Przygody obgryzionego ołówka - ebook
Przygody obgryzionego ołówka - ebook
Jak mocno można zranić słowami! Tego doświadcza obdarzony ludzkimi cechami ołówek, kiedy jego właścicielka oświadcza, że już go nie chce. To wydarzenie sprawia, że urażony bohater postanawia opuścić fioletowy piórnik z nadrukiem w koty i poszukać dla siebie nowego lepszego miejsca.
Już na początku wędrówki przez szkolne korytarze spotyka nową znajomą, która bez namysłu do niego dołącza. Niestety, prędko wpadają w tarapaty…

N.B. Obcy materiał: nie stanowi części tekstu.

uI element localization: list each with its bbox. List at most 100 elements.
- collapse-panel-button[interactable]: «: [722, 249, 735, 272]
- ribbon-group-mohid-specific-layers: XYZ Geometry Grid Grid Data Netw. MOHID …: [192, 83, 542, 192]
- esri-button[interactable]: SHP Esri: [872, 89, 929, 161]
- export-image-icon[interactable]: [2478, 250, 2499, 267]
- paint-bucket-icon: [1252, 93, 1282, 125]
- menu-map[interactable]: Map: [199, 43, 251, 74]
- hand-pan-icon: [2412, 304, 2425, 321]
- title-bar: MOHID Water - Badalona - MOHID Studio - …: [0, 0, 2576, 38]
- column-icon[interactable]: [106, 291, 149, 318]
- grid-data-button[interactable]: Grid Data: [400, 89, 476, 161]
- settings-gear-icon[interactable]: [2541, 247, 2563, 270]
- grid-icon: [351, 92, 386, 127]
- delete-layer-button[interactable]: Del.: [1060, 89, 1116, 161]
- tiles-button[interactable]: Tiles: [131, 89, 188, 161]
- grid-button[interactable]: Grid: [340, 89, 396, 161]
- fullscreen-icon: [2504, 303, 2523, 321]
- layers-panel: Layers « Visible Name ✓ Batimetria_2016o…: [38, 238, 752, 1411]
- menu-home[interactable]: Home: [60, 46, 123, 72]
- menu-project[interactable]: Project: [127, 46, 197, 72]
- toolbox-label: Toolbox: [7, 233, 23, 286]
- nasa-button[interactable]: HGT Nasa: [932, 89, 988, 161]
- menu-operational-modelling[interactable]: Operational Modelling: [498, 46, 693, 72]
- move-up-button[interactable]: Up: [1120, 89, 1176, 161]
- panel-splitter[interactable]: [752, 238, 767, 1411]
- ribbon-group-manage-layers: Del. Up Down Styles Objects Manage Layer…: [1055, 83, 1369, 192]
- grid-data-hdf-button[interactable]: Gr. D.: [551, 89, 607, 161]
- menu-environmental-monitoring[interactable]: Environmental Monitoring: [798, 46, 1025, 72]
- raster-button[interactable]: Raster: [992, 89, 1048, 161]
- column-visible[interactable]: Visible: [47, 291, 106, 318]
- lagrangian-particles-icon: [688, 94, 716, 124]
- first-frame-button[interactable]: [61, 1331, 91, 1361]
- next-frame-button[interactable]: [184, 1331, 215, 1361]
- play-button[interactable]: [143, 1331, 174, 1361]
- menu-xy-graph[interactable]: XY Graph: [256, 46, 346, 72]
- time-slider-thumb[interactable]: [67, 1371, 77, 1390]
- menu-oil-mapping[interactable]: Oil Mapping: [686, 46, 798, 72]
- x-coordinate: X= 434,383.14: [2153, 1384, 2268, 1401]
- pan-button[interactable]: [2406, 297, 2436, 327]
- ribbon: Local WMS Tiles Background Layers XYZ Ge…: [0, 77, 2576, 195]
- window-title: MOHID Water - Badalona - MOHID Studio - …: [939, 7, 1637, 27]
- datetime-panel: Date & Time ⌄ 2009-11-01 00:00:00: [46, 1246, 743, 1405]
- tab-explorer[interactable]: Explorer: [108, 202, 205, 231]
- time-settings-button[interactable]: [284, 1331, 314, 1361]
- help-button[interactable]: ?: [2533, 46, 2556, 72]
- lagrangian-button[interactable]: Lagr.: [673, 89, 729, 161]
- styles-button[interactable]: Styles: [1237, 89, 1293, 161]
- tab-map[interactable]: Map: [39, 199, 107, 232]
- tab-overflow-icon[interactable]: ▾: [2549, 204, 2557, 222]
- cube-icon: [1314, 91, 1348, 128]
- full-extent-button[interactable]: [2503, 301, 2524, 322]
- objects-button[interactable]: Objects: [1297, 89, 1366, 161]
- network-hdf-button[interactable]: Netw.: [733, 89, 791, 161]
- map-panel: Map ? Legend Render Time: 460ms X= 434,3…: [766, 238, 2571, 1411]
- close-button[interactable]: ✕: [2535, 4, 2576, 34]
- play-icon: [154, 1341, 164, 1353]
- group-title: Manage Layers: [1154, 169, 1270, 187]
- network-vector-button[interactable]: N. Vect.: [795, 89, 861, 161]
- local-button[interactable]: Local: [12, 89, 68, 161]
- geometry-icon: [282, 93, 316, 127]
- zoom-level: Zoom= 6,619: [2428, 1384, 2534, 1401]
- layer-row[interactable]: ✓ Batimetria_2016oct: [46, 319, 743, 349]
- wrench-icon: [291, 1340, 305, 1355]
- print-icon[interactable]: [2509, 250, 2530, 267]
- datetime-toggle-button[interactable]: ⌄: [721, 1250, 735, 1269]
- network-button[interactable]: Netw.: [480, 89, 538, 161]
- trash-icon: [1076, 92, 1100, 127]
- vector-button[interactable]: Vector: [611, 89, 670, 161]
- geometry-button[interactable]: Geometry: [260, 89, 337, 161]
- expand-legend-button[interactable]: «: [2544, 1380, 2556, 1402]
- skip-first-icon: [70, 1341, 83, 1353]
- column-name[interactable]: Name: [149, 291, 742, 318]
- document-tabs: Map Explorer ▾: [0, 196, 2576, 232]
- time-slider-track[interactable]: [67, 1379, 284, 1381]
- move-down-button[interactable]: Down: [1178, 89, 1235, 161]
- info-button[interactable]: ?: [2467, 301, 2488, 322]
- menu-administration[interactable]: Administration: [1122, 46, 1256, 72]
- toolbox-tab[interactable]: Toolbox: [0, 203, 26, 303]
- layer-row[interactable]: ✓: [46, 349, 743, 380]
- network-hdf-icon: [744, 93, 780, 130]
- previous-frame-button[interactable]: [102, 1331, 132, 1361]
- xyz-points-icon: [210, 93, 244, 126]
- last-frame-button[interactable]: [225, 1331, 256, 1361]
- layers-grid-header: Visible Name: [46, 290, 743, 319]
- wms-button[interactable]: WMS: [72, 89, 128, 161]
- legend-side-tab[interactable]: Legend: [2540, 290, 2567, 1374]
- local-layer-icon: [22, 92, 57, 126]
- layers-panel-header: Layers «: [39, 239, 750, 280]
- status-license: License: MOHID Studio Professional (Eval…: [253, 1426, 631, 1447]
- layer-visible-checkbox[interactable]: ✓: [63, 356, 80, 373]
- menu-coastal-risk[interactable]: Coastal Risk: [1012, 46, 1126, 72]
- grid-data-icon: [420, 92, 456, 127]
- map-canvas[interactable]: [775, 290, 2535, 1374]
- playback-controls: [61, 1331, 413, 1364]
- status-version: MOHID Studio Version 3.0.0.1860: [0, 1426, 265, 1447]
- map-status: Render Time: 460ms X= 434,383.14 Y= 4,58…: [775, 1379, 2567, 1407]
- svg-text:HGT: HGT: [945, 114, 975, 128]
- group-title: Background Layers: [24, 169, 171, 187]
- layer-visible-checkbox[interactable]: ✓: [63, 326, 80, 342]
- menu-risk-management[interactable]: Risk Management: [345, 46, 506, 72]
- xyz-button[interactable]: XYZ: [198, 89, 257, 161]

"Przygody obgryzionego ołówka" to wzruszająca i jednocześnie zabawna opowieść o przeżyciach tytułowego bohatera oraz kilku innych przedmiotów, które podobnie jak on postanowiły wziąć swój los we własne ręce...
Kategoria: | Dla dzieci |
Zabezpieczenie: |
Watermark
|
ISBN: | 978-83-8159-801-9 |
Rozmiar pliku: | 4,1 MB |
FRAGMENT KSIĄŻKI
Przygody, o których opowiada ta książka, zaczynają się w pewnym małym miasteczku, a konkretniej w mieszczącej się w centrum tego miasteczka starej, choć wciąż użytecznej szkole. Szkoła na pozór jak każda inna. Duży, pomalowany na beżowo kilkupiętrowy budynek z wieloma oknami i kilkoma wejściami, a za nim nowy kolorowy plac zabaw, boisko do gry w piłkę oraz przestrzeń porośnięta zielenią. Wszystko to otoczone płotem. Wewnątrz budynku przestronne korytarze, liczne widne sale lekcyjne, pokój nauczycielski, sekretariat, sala gimnastyczna, kilka toalet, a do tego również basen i dwie garderoby. Poza tym mieszczące się w piwnicy szatnie dla uczniów oraz pomieszczenie należące do pań woźnych, a w nim biuro rzeczy zagubionych.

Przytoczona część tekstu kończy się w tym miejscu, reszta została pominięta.